L’élite de gauche a longtemps été beaucoup trop prétentieuse
Des terroristes de l’EI en passant par les électeurs du Vlaams Belang aux incels: chaque fois, on apprend que le retard socio-économique n’explique pas suffisamment la colère et la violence. C’est clair pour les incels – les célibataires involontaires masculins qui ont fait de leur manque de succès auprès des femmes un complexe de victime – : ils peuvent être très aisés et pourtant terriblement frustrés, jusqu’à commettre un attentat à Toronto. Les terroristes musulmans non plus n’étaient pas tous pauvres, loin de là. Cependant, les « déplorables » (selon le terme utilisé par Hillary Clinton : NDLT) et les autres citoyens en colère souffrent d’une profonde humiliation, qui dans les cas les plus dramatiques mène à une agressivité exacerbée et à l’autodestruction. Si les classes sociales dominantes s’en tirent mieux que les autres, mais si en plus elles vont humilier ces classes, les qualifier de ‘bêtes’ ou d’intolérants, c’est le commencement de la fin. Cette arrogance culturelle est au moins aussi importante pour une bonne compréhension de la colère de la société que le retard socio-économique. Y compris de la colère populaire contre le libéralisme de gauche, comme pour les électeurs de Le Pen ou de Wilders.
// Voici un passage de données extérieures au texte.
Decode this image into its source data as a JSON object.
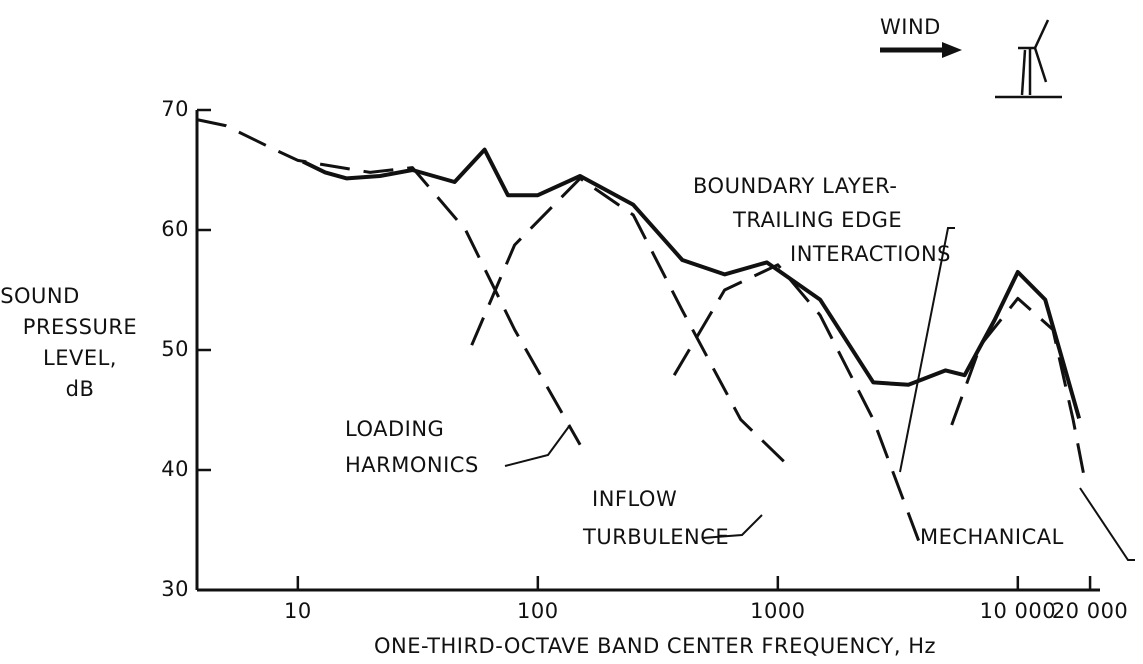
{
  "chart_data": {
    "type": "line",
    "y_label_lines": [
      "SOUND",
      "PRESSURE",
      "LEVEL,",
      "dB"
    ],
    "x_label": "ONE-THIRD-OCTAVE BAND CENTER FREQUENCY, Hz",
    "wind_label": "WIND",
    "log_x": true,
    "xlim": [
      3.8,
      22000
    ],
    "xticks": [
      10,
      100,
      1000,
      {
        "value": 10000,
        "label": "10 000"
      },
      {
        "value": 20000,
        "label": "20 000"
      }
    ],
    "ylim": [
      30,
      70
    ],
    "yticks": [
      30,
      40,
      50,
      60,
      70
    ],
    "series": [
      {
        "color": "#111111",
        "dashed": false,
        "x": [
          10.5,
          13,
          16,
          22,
          30,
          45,
          60,
          75,
          100,
          150,
          250,
          400,
          600,
          900,
          1500,
          2500,
          3500,
          5000,
          6000,
          8000,
          10000,
          13000,
          16000,
          18000
        ],
        "values": [
          65.7,
          64.8,
          64.3,
          64.5,
          65,
          64,
          66.7,
          62.9,
          62.9,
          64.5,
          62.1,
          57.5,
          56.3,
          57.3,
          54.2,
          47.3,
          47.1,
          48.3,
          47.9,
          52.5,
          56.5,
          54.2,
          47.9,
          44.3
        ]
      },
      {
        "color": "#111111",
        "dashed": true,
        "x": [
          3.8,
          5,
          8,
          10,
          20,
          30,
          50,
          80,
          150
        ],
        "values": [
          69.2,
          68.7,
          66.7,
          65.8,
          64.8,
          65.2,
          60,
          51.7,
          42.1
        ]
      },
      {
        "color": "#111111",
        "dashed": true,
        "x": [
          53,
          80,
          150,
          250,
          400,
          700,
          1100
        ],
        "values": [
          50.4,
          58.75,
          64.3,
          61.25,
          53.3,
          44.2,
          40.4
        ]
      },
      {
        "color": "#111111",
        "dashed": true,
        "x": [
          370,
          600,
          1000,
          1500,
          2500,
          4000
        ],
        "values": [
          47.9,
          55,
          57.1,
          52.9,
          44.2,
          33.3
        ]
      },
      {
        "color": "#111111",
        "dashed": true,
        "x": [
          5300,
          7000,
          10000,
          14000,
          17000,
          19000
        ],
        "values": [
          43.75,
          50.4,
          54.3,
          51.7,
          44.2,
          39.2
        ]
      }
    ],
    "annotations": [
      {
        "lines": [
          "LOADING",
          "HARMONICS"
        ]
      },
      {
        "lines": [
          "INFLOW",
          "TURBULENCE"
        ]
      },
      {
        "lines": [
          "BOUNDARY LAYER-",
          "TRAILING EDGE",
          "INTERACTIONS"
        ]
      },
      {
        "lines": [
          "MECHANICAL"
        ]
      }
    ]
  }
}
Serait-ce possible que cette autocritique de la gauche ne se manifeste maintenant que parce que le message est encore plus pénible, personnel que cette autre explication de l’effondrement de la socio-démocratie : s’acoquiner au néolibéralisme ? L’ancien président du sp.a Bruno Tobback a déclaré il y a quelques semaines que dans les années soixante on a créé une « élite culturelle » qui « méprise parfois la plèbe ». Le week-end dernier, l’idéologue de gauche Mark Elchardus l’a joliment résumé dans De Morgen : « Je trouve que l’élite intellectuelle n’a pas le droit de considérer les opinions de personnes peu qualifiées comme bêtes ou racistes. » S’il n’y pas que la troisième voie ou les banques qui ont atteint le pouvoir de la gauche, les intellectuels ont aussi leur part de responsabilité : ils sont également partie prenante.
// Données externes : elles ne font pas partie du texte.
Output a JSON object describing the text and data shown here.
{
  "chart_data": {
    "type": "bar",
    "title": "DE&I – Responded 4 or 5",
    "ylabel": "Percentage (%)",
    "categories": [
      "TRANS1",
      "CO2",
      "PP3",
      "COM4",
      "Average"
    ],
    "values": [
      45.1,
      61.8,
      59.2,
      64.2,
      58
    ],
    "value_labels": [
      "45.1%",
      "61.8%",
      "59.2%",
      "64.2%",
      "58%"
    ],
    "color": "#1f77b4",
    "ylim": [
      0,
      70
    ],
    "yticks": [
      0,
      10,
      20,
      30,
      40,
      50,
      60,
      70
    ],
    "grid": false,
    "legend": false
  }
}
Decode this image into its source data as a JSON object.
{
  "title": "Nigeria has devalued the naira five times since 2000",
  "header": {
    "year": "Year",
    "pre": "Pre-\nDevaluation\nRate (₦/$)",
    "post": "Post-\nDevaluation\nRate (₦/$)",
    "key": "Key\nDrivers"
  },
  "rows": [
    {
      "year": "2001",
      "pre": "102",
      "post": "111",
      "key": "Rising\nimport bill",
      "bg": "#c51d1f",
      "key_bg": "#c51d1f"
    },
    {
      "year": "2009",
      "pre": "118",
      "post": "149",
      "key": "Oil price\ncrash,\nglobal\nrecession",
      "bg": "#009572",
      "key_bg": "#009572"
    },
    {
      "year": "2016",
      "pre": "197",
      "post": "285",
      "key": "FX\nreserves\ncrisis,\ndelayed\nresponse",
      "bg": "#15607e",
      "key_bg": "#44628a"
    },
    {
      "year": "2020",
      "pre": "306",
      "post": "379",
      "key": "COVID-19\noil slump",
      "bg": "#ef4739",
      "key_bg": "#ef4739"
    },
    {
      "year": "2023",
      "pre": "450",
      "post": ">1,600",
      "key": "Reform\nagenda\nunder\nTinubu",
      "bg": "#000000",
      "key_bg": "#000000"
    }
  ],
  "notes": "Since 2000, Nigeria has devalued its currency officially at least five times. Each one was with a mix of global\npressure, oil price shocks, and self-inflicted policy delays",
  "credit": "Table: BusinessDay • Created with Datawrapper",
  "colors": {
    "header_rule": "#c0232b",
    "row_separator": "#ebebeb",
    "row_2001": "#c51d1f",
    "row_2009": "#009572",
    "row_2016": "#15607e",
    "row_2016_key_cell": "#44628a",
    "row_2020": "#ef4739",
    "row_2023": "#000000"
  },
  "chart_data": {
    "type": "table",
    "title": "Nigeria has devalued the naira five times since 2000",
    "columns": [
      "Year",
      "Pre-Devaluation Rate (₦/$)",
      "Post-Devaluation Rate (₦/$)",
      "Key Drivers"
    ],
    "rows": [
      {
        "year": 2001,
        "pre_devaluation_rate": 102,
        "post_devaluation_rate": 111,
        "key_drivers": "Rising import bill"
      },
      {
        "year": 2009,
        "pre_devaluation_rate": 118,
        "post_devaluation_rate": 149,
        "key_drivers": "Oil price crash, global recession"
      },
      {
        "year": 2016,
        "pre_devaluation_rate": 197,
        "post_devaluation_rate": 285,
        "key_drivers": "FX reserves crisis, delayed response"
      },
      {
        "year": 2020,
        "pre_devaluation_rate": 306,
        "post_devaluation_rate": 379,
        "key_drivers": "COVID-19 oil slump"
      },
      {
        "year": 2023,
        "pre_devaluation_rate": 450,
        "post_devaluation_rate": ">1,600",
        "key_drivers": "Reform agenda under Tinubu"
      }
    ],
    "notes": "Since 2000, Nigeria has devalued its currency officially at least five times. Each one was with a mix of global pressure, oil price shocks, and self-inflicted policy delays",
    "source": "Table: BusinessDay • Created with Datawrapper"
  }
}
La droite rit-elle sous cape? Alors que la gauche mène de mini-guerres d’intellectuels, la droite marque des points auprès du peuple qui peut la conduire à une nouvelle victoire électorale. D’un point de vue purement stratégique, la gauche, si elle veut encore représenter quelque chose, ne ferait-elle pas mieux de continuer à tirer sur les un pour cent ?
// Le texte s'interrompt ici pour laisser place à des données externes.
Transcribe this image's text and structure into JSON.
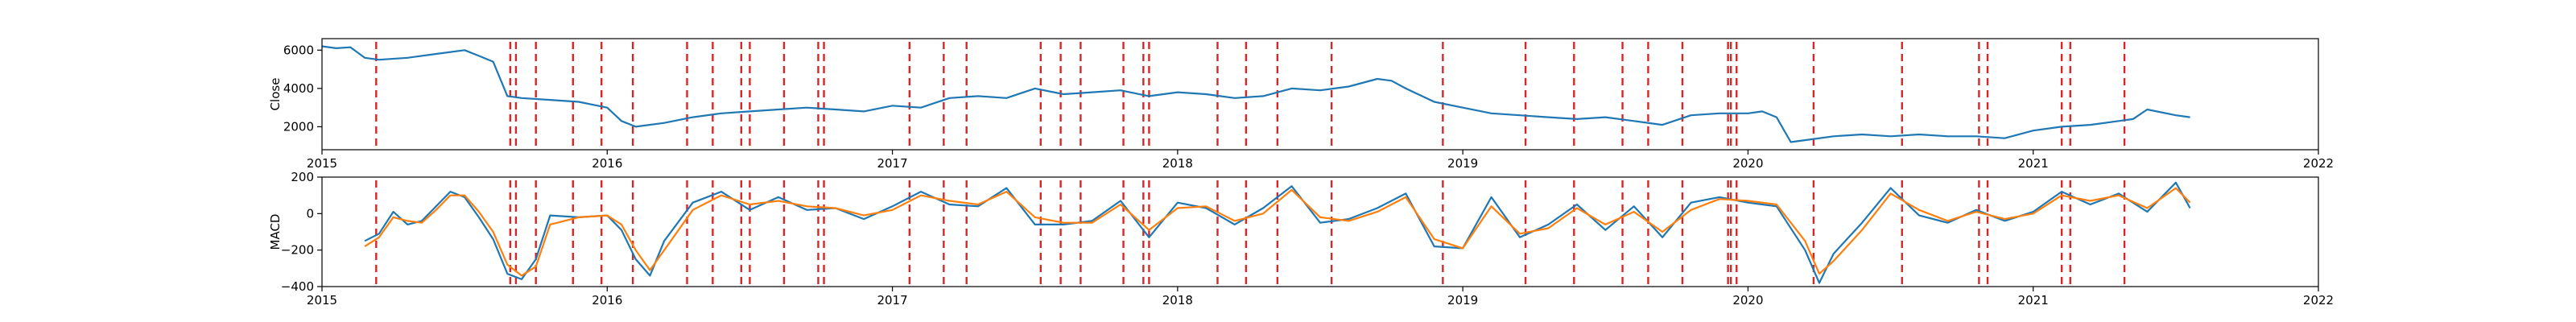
{
  "chart_data": [
    {
      "type": "line",
      "ylabel": "Close",
      "xlim": [
        2015.0,
        2022.0
      ],
      "ylim": [
        800,
        6600
      ],
      "xticks": [
        2015,
        2016,
        2017,
        2018,
        2019,
        2020,
        2021,
        2022
      ],
      "xtick_labels": [
        "2015",
        "2016",
        "2017",
        "2018",
        "2019",
        "2020",
        "2021",
        "2022"
      ],
      "yticks": [
        2000,
        4000,
        6000
      ],
      "ytick_labels": [
        "2000",
        "4000",
        "6000"
      ],
      "grid": false,
      "series": [
        {
          "color": "#1f77b4",
          "x": [
            2015.0,
            2015.05,
            2015.1,
            2015.15,
            2015.2,
            2015.3,
            2015.4,
            2015.5,
            2015.55,
            2015.6,
            2015.65,
            2015.7,
            2015.8,
            2015.9,
            2016.0,
            2016.05,
            2016.1,
            2016.2,
            2016.3,
            2016.4,
            2016.5,
            2016.6,
            2016.7,
            2016.8,
            2016.9,
            2017.0,
            2017.1,
            2017.2,
            2017.3,
            2017.4,
            2017.5,
            2017.6,
            2017.7,
            2017.8,
            2017.9,
            2018.0,
            2018.1,
            2018.2,
            2018.3,
            2018.4,
            2018.5,
            2018.6,
            2018.7,
            2018.75,
            2018.8,
            2018.9,
            2019.0,
            2019.1,
            2019.2,
            2019.3,
            2019.4,
            2019.5,
            2019.6,
            2019.7,
            2019.8,
            2019.9,
            2020.0,
            2020.05,
            2020.1,
            2020.15,
            2020.2,
            2020.3,
            2020.4,
            2020.5,
            2020.6,
            2020.7,
            2020.8,
            2020.9,
            2021.0,
            2021.1,
            2021.2,
            2021.3,
            2021.35,
            2021.4,
            2021.5,
            2021.55
          ],
          "y": [
            6200,
            6100,
            6150,
            5600,
            5500,
            5600,
            5800,
            6000,
            5700,
            5400,
            3600,
            3500,
            3400,
            3300,
            3000,
            2300,
            2000,
            2200,
            2500,
            2700,
            2800,
            2900,
            3000,
            2900,
            2800,
            3100,
            3000,
            3500,
            3600,
            3500,
            4000,
            3700,
            3800,
            3900,
            3600,
            3800,
            3700,
            3500,
            3600,
            4000,
            3900,
            4100,
            4500,
            4400,
            4000,
            3300,
            3000,
            2700,
            2600,
            2500,
            2400,
            2500,
            2300,
            2100,
            2600,
            2700,
            2700,
            2800,
            2500,
            1200,
            1300,
            1500,
            1600,
            1500,
            1600,
            1500,
            1500,
            1400,
            1800,
            2000,
            2100,
            2300,
            2400,
            2900,
            2600,
            2500
          ]
        }
      ]
    },
    {
      "type": "line",
      "ylabel": "MACD",
      "xlim": [
        2015.0,
        2022.0
      ],
      "ylim": [
        -400,
        200
      ],
      "xticks": [
        2015,
        2016,
        2017,
        2018,
        2019,
        2020,
        2021,
        2022
      ],
      "xtick_labels": [
        "2015",
        "2016",
        "2017",
        "2018",
        "2019",
        "2020",
        "2021",
        "2022"
      ],
      "yticks": [
        -400,
        -200,
        0,
        200
      ],
      "ytick_labels": [
        "−400",
        "−200",
        "0",
        "200"
      ],
      "grid": false,
      "series": [
        {
          "color": "#1f77b4",
          "x": [
            2015.15,
            2015.2,
            2015.25,
            2015.3,
            2015.35,
            2015.4,
            2015.45,
            2015.5,
            2015.55,
            2015.6,
            2015.65,
            2015.7,
            2015.75,
            2015.8,
            2015.9,
            2016.0,
            2016.05,
            2016.1,
            2016.15,
            2016.2,
            2016.3,
            2016.4,
            2016.5,
            2016.6,
            2016.7,
            2016.8,
            2016.9,
            2017.0,
            2017.1,
            2017.2,
            2017.3,
            2017.4,
            2017.5,
            2017.6,
            2017.7,
            2017.8,
            2017.9,
            2018.0,
            2018.1,
            2018.2,
            2018.3,
            2018.4,
            2018.5,
            2018.6,
            2018.7,
            2018.8,
            2018.9,
            2019.0,
            2019.1,
            2019.2,
            2019.3,
            2019.4,
            2019.5,
            2019.6,
            2019.7,
            2019.8,
            2019.9,
            2020.0,
            2020.1,
            2020.2,
            2020.25,
            2020.3,
            2020.4,
            2020.5,
            2020.6,
            2020.7,
            2020.8,
            2020.9,
            2021.0,
            2021.1,
            2021.2,
            2021.3,
            2021.4,
            2021.5,
            2021.55
          ],
          "y": [
            -150,
            -110,
            10,
            -60,
            -40,
            40,
            120,
            90,
            -20,
            -140,
            -330,
            -360,
            -250,
            -10,
            -20,
            -10,
            -90,
            -250,
            -340,
            -150,
            60,
            120,
            20,
            90,
            20,
            30,
            -30,
            40,
            120,
            50,
            40,
            140,
            -60,
            -60,
            -40,
            70,
            -130,
            60,
            30,
            -60,
            30,
            150,
            -50,
            -30,
            30,
            110,
            -180,
            -190,
            90,
            -130,
            -60,
            50,
            -90,
            40,
            -130,
            60,
            90,
            60,
            40,
            -200,
            -380,
            -220,
            -50,
            140,
            -10,
            -50,
            20,
            -40,
            10,
            120,
            50,
            110,
            10,
            170,
            30
          ],
          "name_hidden": true
        },
        {
          "color": "#ff7f0e",
          "x": [
            2015.15,
            2015.2,
            2015.25,
            2015.3,
            2015.35,
            2015.4,
            2015.45,
            2015.5,
            2015.55,
            2015.6,
            2015.65,
            2015.7,
            2015.75,
            2015.8,
            2015.9,
            2016.0,
            2016.05,
            2016.1,
            2016.15,
            2016.2,
            2016.3,
            2016.4,
            2016.5,
            2016.6,
            2016.7,
            2016.8,
            2016.9,
            2017.0,
            2017.1,
            2017.2,
            2017.3,
            2017.4,
            2017.5,
            2017.6,
            2017.7,
            2017.8,
            2017.9,
            2018.0,
            2018.1,
            2018.2,
            2018.3,
            2018.4,
            2018.5,
            2018.6,
            2018.7,
            2018.8,
            2018.9,
            2019.0,
            2019.1,
            2019.2,
            2019.3,
            2019.4,
            2019.5,
            2019.6,
            2019.7,
            2019.8,
            2019.9,
            2020.0,
            2020.1,
            2020.2,
            2020.25,
            2020.3,
            2020.4,
            2020.5,
            2020.6,
            2020.7,
            2020.8,
            2020.9,
            2021.0,
            2021.1,
            2021.2,
            2021.3,
            2021.4,
            2021.5,
            2021.55
          ],
          "y": [
            -180,
            -130,
            -20,
            -40,
            -50,
            20,
            100,
            100,
            10,
            -100,
            -280,
            -340,
            -290,
            -60,
            -20,
            -10,
            -60,
            -200,
            -310,
            -200,
            20,
            100,
            50,
            70,
            40,
            30,
            -10,
            20,
            100,
            70,
            50,
            120,
            -20,
            -50,
            -50,
            50,
            -90,
            30,
            40,
            -40,
            0,
            130,
            -20,
            -40,
            10,
            90,
            -140,
            -190,
            40,
            -110,
            -80,
            30,
            -60,
            10,
            -100,
            20,
            80,
            70,
            50,
            -150,
            -330,
            -260,
            -90,
            110,
            20,
            -40,
            10,
            -30,
            0,
            100,
            70,
            100,
            30,
            140,
            60
          ],
          "name_hidden": true
        }
      ]
    }
  ],
  "events_x": [
    2015.19,
    2015.66,
    2015.68,
    2015.75,
    2015.88,
    2015.98,
    2016.09,
    2016.28,
    2016.37,
    2016.47,
    2016.5,
    2016.62,
    2016.74,
    2016.76,
    2017.06,
    2017.18,
    2017.26,
    2017.52,
    2017.59,
    2017.66,
    2017.81,
    2017.88,
    2017.9,
    2018.14,
    2018.24,
    2018.35,
    2018.54,
    2018.93,
    2019.22,
    2019.39,
    2019.56,
    2019.65,
    2019.77,
    2019.93,
    2019.94,
    2019.96,
    2020.23,
    2020.54,
    2020.81,
    2020.84,
    2021.1,
    2021.13,
    2021.32
  ],
  "event_color": "#ff0000"
}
Peut-être. Mais il se pourrait aussi que la critique contre « l’arrogance culturelle » rouvre la voie à un public que la gauche avait perdu, une voie vers une authenticité et un focus retrouvés : de bons plans de pensions en passant par une attaque contre l’industrie de la dette et la fraude fiscale, mais pas grand-chose en plus. Avec la nomination de Cédric Frère à la Banque Nationale, l’hypocrisie semble lentement corroder l’autre camp. C’est logique : l’hypocrisie suit toujours le pouvoir et les gros sous. Après la phase douloureuse d’autocritique, la voie est ouverte à la position la plus naturelle de la gauche : celle de la critique contre l’establishment, actuellement de centre droit, qui méprise aussi la plèbe, et la traite avec encore moins d’égards, mais réussit pour l’instant à cacher son dédain.